Without question, the most dispiriting evidence of Nashville's ahead-of-its-time/up-to-the-minute grasp of cultural zeitgeist is in its foreshadowing of an era where the line between celebrity and politics becomes inextricably blurred.  A time when the senselessness of assassination (a heinous but somehow socially assimilated atrocity due to its exclusive connection to political, religious, or ideological motives) spills over to include any public figure (John Lennon, tragically) so long as it serves to propel the assassin to worldwide notoriety. As we keep learning from TV and the Internet, each of us Americans has a God-given right to be famous. At any cost.
Haven- "This isn't Dallas! This is Nashville!"

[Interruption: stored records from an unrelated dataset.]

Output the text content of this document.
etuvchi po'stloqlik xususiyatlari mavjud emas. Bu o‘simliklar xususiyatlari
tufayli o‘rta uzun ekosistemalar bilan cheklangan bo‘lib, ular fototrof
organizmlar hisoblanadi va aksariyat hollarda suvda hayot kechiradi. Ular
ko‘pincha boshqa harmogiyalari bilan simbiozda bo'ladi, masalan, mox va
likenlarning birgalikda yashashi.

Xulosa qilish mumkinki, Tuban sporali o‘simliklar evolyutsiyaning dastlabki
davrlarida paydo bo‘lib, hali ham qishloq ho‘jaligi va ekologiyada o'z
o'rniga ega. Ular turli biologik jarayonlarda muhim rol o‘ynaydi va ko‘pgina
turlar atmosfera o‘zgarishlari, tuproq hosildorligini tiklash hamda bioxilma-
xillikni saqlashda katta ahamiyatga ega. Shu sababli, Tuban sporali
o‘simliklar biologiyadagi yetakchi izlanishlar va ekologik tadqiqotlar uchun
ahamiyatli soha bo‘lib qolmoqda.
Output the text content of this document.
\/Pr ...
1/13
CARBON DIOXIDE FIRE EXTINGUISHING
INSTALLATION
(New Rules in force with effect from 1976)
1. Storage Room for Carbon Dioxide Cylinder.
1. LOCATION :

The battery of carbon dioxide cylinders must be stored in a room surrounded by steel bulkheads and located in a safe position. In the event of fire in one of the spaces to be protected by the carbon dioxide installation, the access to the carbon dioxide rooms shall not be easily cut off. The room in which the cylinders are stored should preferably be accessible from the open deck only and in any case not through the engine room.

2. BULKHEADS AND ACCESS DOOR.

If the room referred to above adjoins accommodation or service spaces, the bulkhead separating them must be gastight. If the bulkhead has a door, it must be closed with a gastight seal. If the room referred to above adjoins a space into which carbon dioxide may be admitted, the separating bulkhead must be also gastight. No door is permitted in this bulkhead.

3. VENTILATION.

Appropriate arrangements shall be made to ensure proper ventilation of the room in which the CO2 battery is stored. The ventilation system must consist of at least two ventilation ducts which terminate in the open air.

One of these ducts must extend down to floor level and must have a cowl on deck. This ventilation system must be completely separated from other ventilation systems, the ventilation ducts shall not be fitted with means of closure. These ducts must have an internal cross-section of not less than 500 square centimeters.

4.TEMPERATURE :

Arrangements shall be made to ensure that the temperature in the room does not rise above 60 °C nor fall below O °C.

As the political rally erupts in tragic violence, a wounded Haven Hamilton loses his toupee and his composure.
Nashville is a movie held in very high regard, yet it's one of those classic films that rarely airs on television. Which is odd, seeing how Altman's layered use of sound is tailor-made for today's advanced sound systems, and his eye for detail and full, busy frame compositions are perfect for all those super-sized  HDTVs. I sure would hate to think that this great film is so seldom screened because it just demands too much of our attention.


AUTOGRAPH FILES
I got these autographs from Tim (Keith Carradine) and Mary (Cristina Raines) back in 1979 when I was working at a Honda dealership in Los Angeles (hence the grease-stained paper given to Raines).